A -17-year-old woman from Zahedan (South- eastern Iran) referred to our hospital with a history of acute fever, headache, myalgia, and mild epistaxis from 36 hours ago. During the first day of illness, she had received acetaminophen and non-steroidal anti-inflammatory drugs. Twelve hours later, she noticed hemorrhage into the skin more on the chest and her abdomen. Therefore, she was admitted to infectious ward. She did not have any abdominal pain, vomiting, cough, and flu like syndrome. She denied any contact with animals and she did not have any history of recent travel and trauma. On physical examination, she looked pale. There were small hemorrhages under the skin especially on the chest and abdomen. Spleen was palpable. The findings of the remainder of the physical examinations were normal. The patient's hemoglobin level was 9,1g/dL, and her platelet count was 18,000 platelets/mm3. Erythrocyte sedimentation rate was 25 mm per h. SGOT and SGPT were more than five upper normal limits. Prothrombin time (PT) was 17. Other laboratory values, including the results of urinalysis, and biochemical tests were within normal limits. Urine and blood cultures were negative. Diagnostic tests for hepatitis B and C viruses were negative. Radiography of chest was normal. On 3th day of hospitalization, blood smear revealed Plasmodium falciparum and so, she had the symptoms of severe malaria, and she received intravenous quinine. Because, at this time, we faced with many patients with CCHF, we sent a blood sample to Reference Laboratory, Tehran, Iran for evaluation of CCHF. She treated by oral ribavirin and received platlete and fresh frozen plasma. She had also received ceftriaxone and amikacin from the first day of admission. Unfortunately, on 4th day of admission, she deteriorated and sent to ICU. On the same day, she died due to massive gastrointestinal (GI) and vaginal hemorrhage. Three weeks later, we received a positive test (RT-PCR and IgM-ELISA) for CCHF.

Discussion

Malaria is an infectious disease which caused by a parasite called Plasmodium (1). It is mainly widespread in tropical and subtropical areas like as many countries in Africa, Asia, South, and Central America (2). Transmission occurs through the bite of infected mosquitoes. In human body parasite multiply in the liver and then release and infects red blood cells. Malaria could be a life –threatening disease by disrupting the blood supply to the vital organs, if it is diagnosed late and not treated soon (1, 2).

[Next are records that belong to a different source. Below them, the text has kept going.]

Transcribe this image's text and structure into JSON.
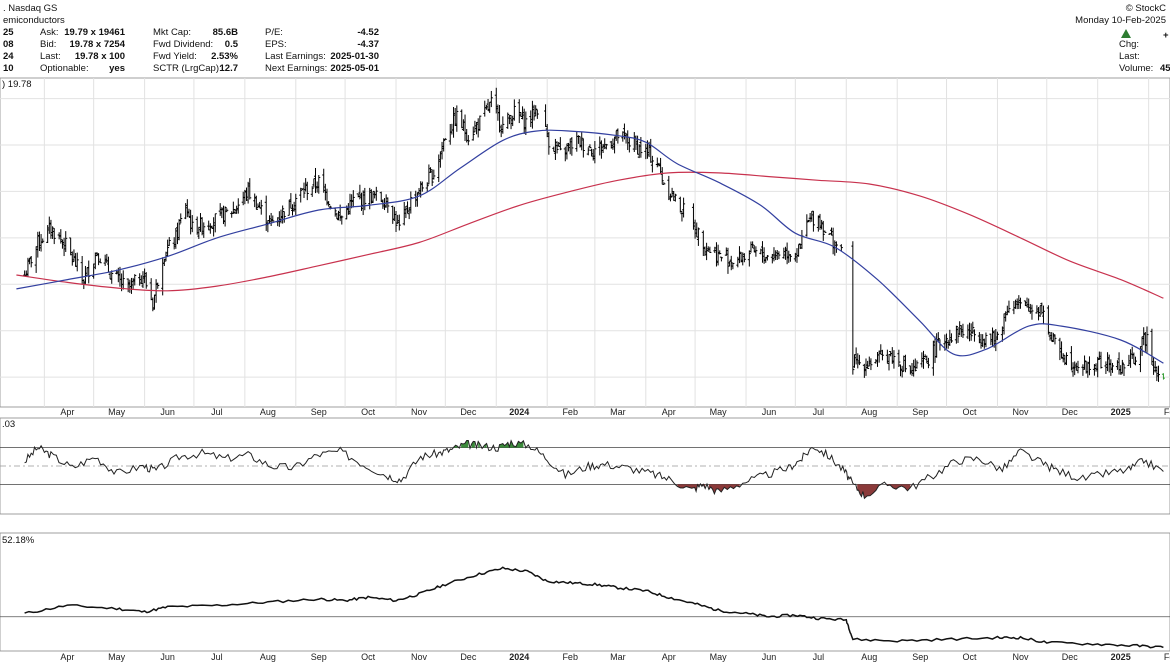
{
  "header": {
    "exchange": ". Nasdaq GS",
    "name_fragment": "emiconductors",
    "brand": "© StockC",
    "date": "Monday  10-Feb-2025",
    "left_values": [
      "25",
      "08",
      "24",
      "10"
    ],
    "quote_rows": [
      {
        "label": "Ask:",
        "value": "19.79 x 19461"
      },
      {
        "label": "Bid:",
        "value": "19.78 x 7254"
      },
      {
        "label": "Last:",
        "value": "19.78 x 100"
      },
      {
        "label": "Optionable:",
        "value": "yes"
      }
    ],
    "fund_rows": [
      {
        "label": "Mkt Cap:",
        "value": "85.6B"
      },
      {
        "label": "Fwd Dividend:",
        "value": "0.5"
      },
      {
        "label": "Fwd Yield:",
        "value": "2.53%"
      },
      {
        "label": "SCTR (LrgCap):",
        "value": "12.7"
      }
    ],
    "earn_rows": [
      {
        "label": "P/E:",
        "value": "-4.52"
      },
      {
        "label": "EPS:",
        "value": "-4.37"
      },
      {
        "label": "Last Earnings:",
        "value": "2025-01-30"
      },
      {
        "label": "Next Earnings:",
        "value": "2025-05-01"
      }
    ],
    "right_rows": [
      {
        "label": "Chg:",
        "value": ""
      },
      {
        "label": "Last:",
        "value": ""
      },
      {
        "label": "Volume:",
        "value": "45,"
      }
    ],
    "up_color": "#2e7d32",
    "plus_sign": "+"
  },
  "colors": {
    "bars": "#000000",
    "sma_fast": "#3340a0",
    "sma_slow": "#c8324e",
    "grid": "#e2e2e2",
    "osc_over": "#3a8a3a",
    "osc_under": "#8b3a3a",
    "last_bar": "#2e9a2e"
  },
  "chart_data": [
    {
      "type": "ohlc",
      "price_label": ") 19.78",
      "x_labels": [
        "Apr",
        "May",
        "Jun",
        "Jul",
        "Aug",
        "Sep",
        "Oct",
        "Nov",
        "Dec",
        "2024",
        "Feb",
        "Mar",
        "Apr",
        "May",
        "Jun",
        "Jul",
        "Aug",
        "Sep",
        "Oct",
        "Nov",
        "Dec",
        "2025",
        "Feb"
      ],
      "ylim": [
        17,
        52
      ],
      "close_path": [
        [
          "2023-03-20",
          31.0
        ],
        [
          "2023-03-28",
          34.5
        ],
        [
          "2023-04-05",
          36.0
        ],
        [
          "2023-04-14",
          34.2
        ],
        [
          "2023-04-25",
          30.5
        ],
        [
          "2023-05-03",
          33.5
        ],
        [
          "2023-05-12",
          31.0
        ],
        [
          "2023-05-22",
          29.5
        ],
        [
          "2023-05-31",
          31.0
        ],
        [
          "2023-06-06",
          28.0
        ],
        [
          "2023-06-12",
          33.0
        ],
        [
          "2023-06-20",
          35.0
        ],
        [
          "2023-06-26",
          38.5
        ],
        [
          "2023-06-30",
          36.0
        ],
        [
          "2023-07-14",
          37.0
        ],
        [
          "2023-07-25",
          38.0
        ],
        [
          "2023-08-03",
          40.0
        ],
        [
          "2023-08-17",
          36.5
        ],
        [
          "2023-08-28",
          38.5
        ],
        [
          "2023-09-05",
          40.0
        ],
        [
          "2023-09-15",
          41.0
        ],
        [
          "2023-09-28",
          37.0
        ],
        [
          "2023-10-06",
          39.0
        ],
        [
          "2023-10-18",
          39.5
        ],
        [
          "2023-10-27",
          39.0
        ],
        [
          "2023-11-03",
          36.0
        ],
        [
          "2023-11-10",
          39.0
        ],
        [
          "2023-11-24",
          42.0
        ],
        [
          "2023-12-01",
          46.0
        ],
        [
          "2023-12-08",
          48.0
        ],
        [
          "2023-12-15",
          46.0
        ],
        [
          "2023-12-22",
          47.5
        ],
        [
          "2023-12-29",
          49.5
        ],
        [
          "2024-01-05",
          47.0
        ],
        [
          "2024-01-12",
          48.5
        ],
        [
          "2024-01-19",
          47.5
        ],
        [
          "2024-01-26",
          49.0
        ],
        [
          "2024-02-02",
          45.5
        ],
        [
          "2024-02-09",
          44.0
        ],
        [
          "2024-02-19",
          45.5
        ],
        [
          "2024-02-29",
          44.5
        ],
        [
          "2024-03-08",
          45.0
        ],
        [
          "2024-03-15",
          46.0
        ],
        [
          "2024-03-25",
          45.0
        ],
        [
          "2024-04-03",
          44.0
        ],
        [
          "2024-04-08",
          43.0
        ],
        [
          "2024-04-12",
          41.0
        ],
        [
          "2024-04-19",
          39.0
        ],
        [
          "2024-04-26",
          37.5
        ],
        [
          "2024-05-01",
          36.0
        ],
        [
          "2024-05-08",
          34.0
        ],
        [
          "2024-05-16",
          33.0
        ],
        [
          "2024-05-25",
          32.5
        ],
        [
          "2024-06-04",
          33.5
        ],
        [
          "2024-06-14",
          33.0
        ],
        [
          "2024-06-24",
          33.5
        ],
        [
          "2024-07-03",
          33.5
        ],
        [
          "2024-07-08",
          36.5
        ],
        [
          "2024-07-14",
          37.5
        ],
        [
          "2024-07-20",
          35.5
        ],
        [
          "2024-07-27",
          34.0
        ],
        [
          "2024-08-01",
          32.0
        ],
        [
          "2024-08-03",
          21.5
        ],
        [
          "2024-08-14",
          21.5
        ],
        [
          "2024-08-27",
          22.5
        ],
        [
          "2024-09-10",
          20.5
        ],
        [
          "2024-09-20",
          22.0
        ],
        [
          "2024-09-28",
          24.0
        ],
        [
          "2024-10-09",
          25.0
        ],
        [
          "2024-10-21",
          24.5
        ],
        [
          "2024-10-31",
          24.0
        ],
        [
          "2024-11-08",
          28.0
        ],
        [
          "2024-11-16",
          27.5
        ],
        [
          "2024-11-28",
          27.5
        ],
        [
          "2024-12-04",
          24.0
        ],
        [
          "2024-12-13",
          22.0
        ],
        [
          "2024-12-24",
          21.0
        ],
        [
          "2025-01-03",
          21.5
        ],
        [
          "2025-01-15",
          21.0
        ],
        [
          "2025-01-23",
          22.0
        ],
        [
          "2025-01-31",
          24.5
        ],
        [
          "2025-02-05",
          21.0
        ],
        [
          "2025-02-10",
          19.8
        ]
      ],
      "sma_fast": [
        [
          "2023-03-15",
          29.5
        ],
        [
          "2023-04-15",
          30.5
        ],
        [
          "2023-05-15",
          31.5
        ],
        [
          "2023-06-15",
          33.0
        ],
        [
          "2023-07-15",
          35.0
        ],
        [
          "2023-08-15",
          36.5
        ],
        [
          "2023-09-15",
          38.0
        ],
        [
          "2023-10-15",
          38.5
        ],
        [
          "2023-11-15",
          39.5
        ],
        [
          "2023-12-10",
          42.5
        ],
        [
          "2024-01-05",
          45.5
        ],
        [
          "2024-01-25",
          46.5
        ],
        [
          "2024-02-15",
          46.5
        ],
        [
          "2024-03-15",
          46.0
        ],
        [
          "2024-04-01",
          45.3
        ],
        [
          "2024-04-20",
          43.0
        ],
        [
          "2024-05-15",
          41.0
        ],
        [
          "2024-06-10",
          38.5
        ],
        [
          "2024-07-01",
          35.5
        ],
        [
          "2024-07-25",
          34.0
        ],
        [
          "2024-08-20",
          30.5
        ],
        [
          "2024-09-15",
          26.0
        ],
        [
          "2024-10-05",
          22.5
        ],
        [
          "2024-10-25",
          23.0
        ],
        [
          "2024-11-20",
          25.5
        ],
        [
          "2024-12-10",
          25.5
        ],
        [
          "2025-01-15",
          24.0
        ],
        [
          "2025-02-10",
          21.5
        ]
      ],
      "sma_slow": [
        [
          "2023-03-15",
          31.0
        ],
        [
          "2023-04-15",
          30.2
        ],
        [
          "2023-05-15",
          29.6
        ],
        [
          "2023-06-15",
          29.3
        ],
        [
          "2023-07-15",
          29.8
        ],
        [
          "2023-08-15",
          30.8
        ],
        [
          "2023-09-15",
          32.0
        ],
        [
          "2023-10-15",
          33.2
        ],
        [
          "2023-11-15",
          34.5
        ],
        [
          "2023-12-15",
          36.5
        ],
        [
          "2024-01-15",
          38.5
        ],
        [
          "2024-02-15",
          40.0
        ],
        [
          "2024-03-15",
          41.2
        ],
        [
          "2024-04-15",
          42.0
        ],
        [
          "2024-05-15",
          42.0
        ],
        [
          "2024-06-15",
          41.6
        ],
        [
          "2024-07-15",
          41.2
        ],
        [
          "2024-08-15",
          40.8
        ],
        [
          "2024-09-15",
          39.5
        ],
        [
          "2024-10-15",
          37.5
        ],
        [
          "2024-11-15",
          35.0
        ],
        [
          "2024-12-15",
          32.5
        ],
        [
          "2025-01-15",
          30.5
        ],
        [
          "2025-02-10",
          28.5
        ]
      ]
    },
    {
      "type": "line",
      "label": ".03",
      "ylim": [
        0,
        100
      ],
      "guide_levels": [
        70,
        50,
        30
      ],
      "x": [
        "2023-03-20",
        "2023-03-28",
        "2023-04-05",
        "2023-04-18",
        "2023-05-02",
        "2023-05-15",
        "2023-05-31",
        "2023-06-08",
        "2023-06-22",
        "2023-07-06",
        "2023-07-20",
        "2023-08-03",
        "2023-08-17",
        "2023-08-31",
        "2023-09-14",
        "2023-09-28",
        "2023-10-12",
        "2023-10-26",
        "2023-11-04",
        "2023-11-16",
        "2023-11-27",
        "2023-12-05",
        "2023-12-14",
        "2023-12-22",
        "2024-01-02",
        "2024-01-10",
        "2024-01-22",
        "2024-02-01",
        "2024-02-12",
        "2024-02-26",
        "2024-03-07",
        "2024-03-21",
        "2024-04-04",
        "2024-04-15",
        "2024-04-29",
        "2024-05-06",
        "2024-05-15",
        "2024-05-30",
        "2024-06-13",
        "2024-06-27",
        "2024-07-05",
        "2024-07-12",
        "2024-07-22",
        "2024-07-31",
        "2024-08-05",
        "2024-08-12",
        "2024-08-26",
        "2024-09-09",
        "2024-09-23",
        "2024-10-07",
        "2024-10-21",
        "2024-11-04",
        "2024-11-15",
        "2024-11-29",
        "2024-12-09",
        "2024-12-23",
        "2025-01-06",
        "2025-01-20",
        "2025-01-29",
        "2025-02-10"
      ],
      "y": [
        55,
        70,
        62,
        48,
        60,
        42,
        50,
        45,
        60,
        64,
        58,
        62,
        50,
        48,
        62,
        66,
        52,
        40,
        35,
        60,
        64,
        68,
        74,
        72,
        70,
        76,
        72,
        58,
        40,
        50,
        52,
        48,
        42,
        36,
        24,
        30,
        22,
        32,
        40,
        48,
        58,
        72,
        60,
        44,
        30,
        18,
        30,
        26,
        40,
        56,
        58,
        46,
        66,
        52,
        44,
        36,
        42,
        46,
        56,
        44
      ]
    },
    {
      "type": "line",
      "label": "52.18%",
      "ylim": [
        -10,
        60
      ],
      "zero_level": 10,
      "x": [
        "2023-03-20",
        "2023-04-15",
        "2023-05-15",
        "2023-06-01",
        "2023-06-15",
        "2023-07-15",
        "2023-08-15",
        "2023-09-15",
        "2023-10-01",
        "2023-10-15",
        "2023-11-01",
        "2023-11-15",
        "2023-12-01",
        "2023-12-20",
        "2024-01-05",
        "2024-01-20",
        "2024-02-01",
        "2024-02-15",
        "2024-03-01",
        "2024-03-15",
        "2024-04-01",
        "2024-04-15",
        "2024-05-01",
        "2024-05-15",
        "2024-06-01",
        "2024-06-15",
        "2024-07-01",
        "2024-07-15",
        "2024-08-01",
        "2024-08-05",
        "2024-09-01",
        "2024-10-01",
        "2024-11-01",
        "2024-11-15",
        "2024-12-01",
        "2025-01-01",
        "2025-01-25",
        "2025-02-10"
      ],
      "y": [
        12,
        17,
        15,
        13,
        16,
        17,
        19,
        21,
        20,
        22,
        20,
        24,
        30,
        36,
        40,
        38,
        32,
        31,
        30,
        28,
        26,
        22,
        18,
        14,
        12,
        10,
        11,
        9,
        8,
        -4,
        -5,
        -4,
        -3,
        -3,
        -6,
        -7,
        -8,
        -9
      ]
    }
  ]
}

Symptoms of malaria include fever, shivering, headache, myalgia and sometimes-abdominal pain, vomiting, cough, flu like syndrome or anemia due to hemolysis (1).

Similarly, these symptoms can be observed in CCHF. CCHF is a viral hemorrhagic fever and caused by infection with a tick-borne virus ( Nairovirus) in the family of Bunyaviridae(3). CCHF is found throughout the Central Asia, Southern Europe, Africa, and In the Middle East (46).Ticks; especially those of the genus, Hyalomma, are both a reservoir and a vector for the CCHF virus. Animals, such as sheep, cattle, goat, camel, and sometimes hare serve as important hosts for the virus (1, 5, 6). Transmission to humans occurs through contact with infected animal blood or tick bite. Nosocomial infection has also reported in hospitals due to unsuitable sterilization of medical equipment (8). CCHF infection was rarely reported in Iran before 1999. Since spring 1999 epidemic of this infection has been occurred in some regions of Iran especially in Sistan and Baluchistan, Southeast of Iran (1, 3, 7). The disease usually occurs in young or middle age men. Symptoms are acute fever, headache, myalgia, vomiting, abdominal pain, or flu like syndrome. Hemorrhagic manifestations can occur in this disease due to thrombocytopenia or DIC the same as can be observed in malaria (1).Therefore, in endemic area, these both diseases can mistake together and could be together as co-infection. In our knowledge, our patient is the first case of co-infection malaria and CCHF in this region. We recommend every physician should be aware of co-infection malaria and CCHF in area where two both infections are endemic.

Acknowledgements

The authors declare that there is no conflict of interests.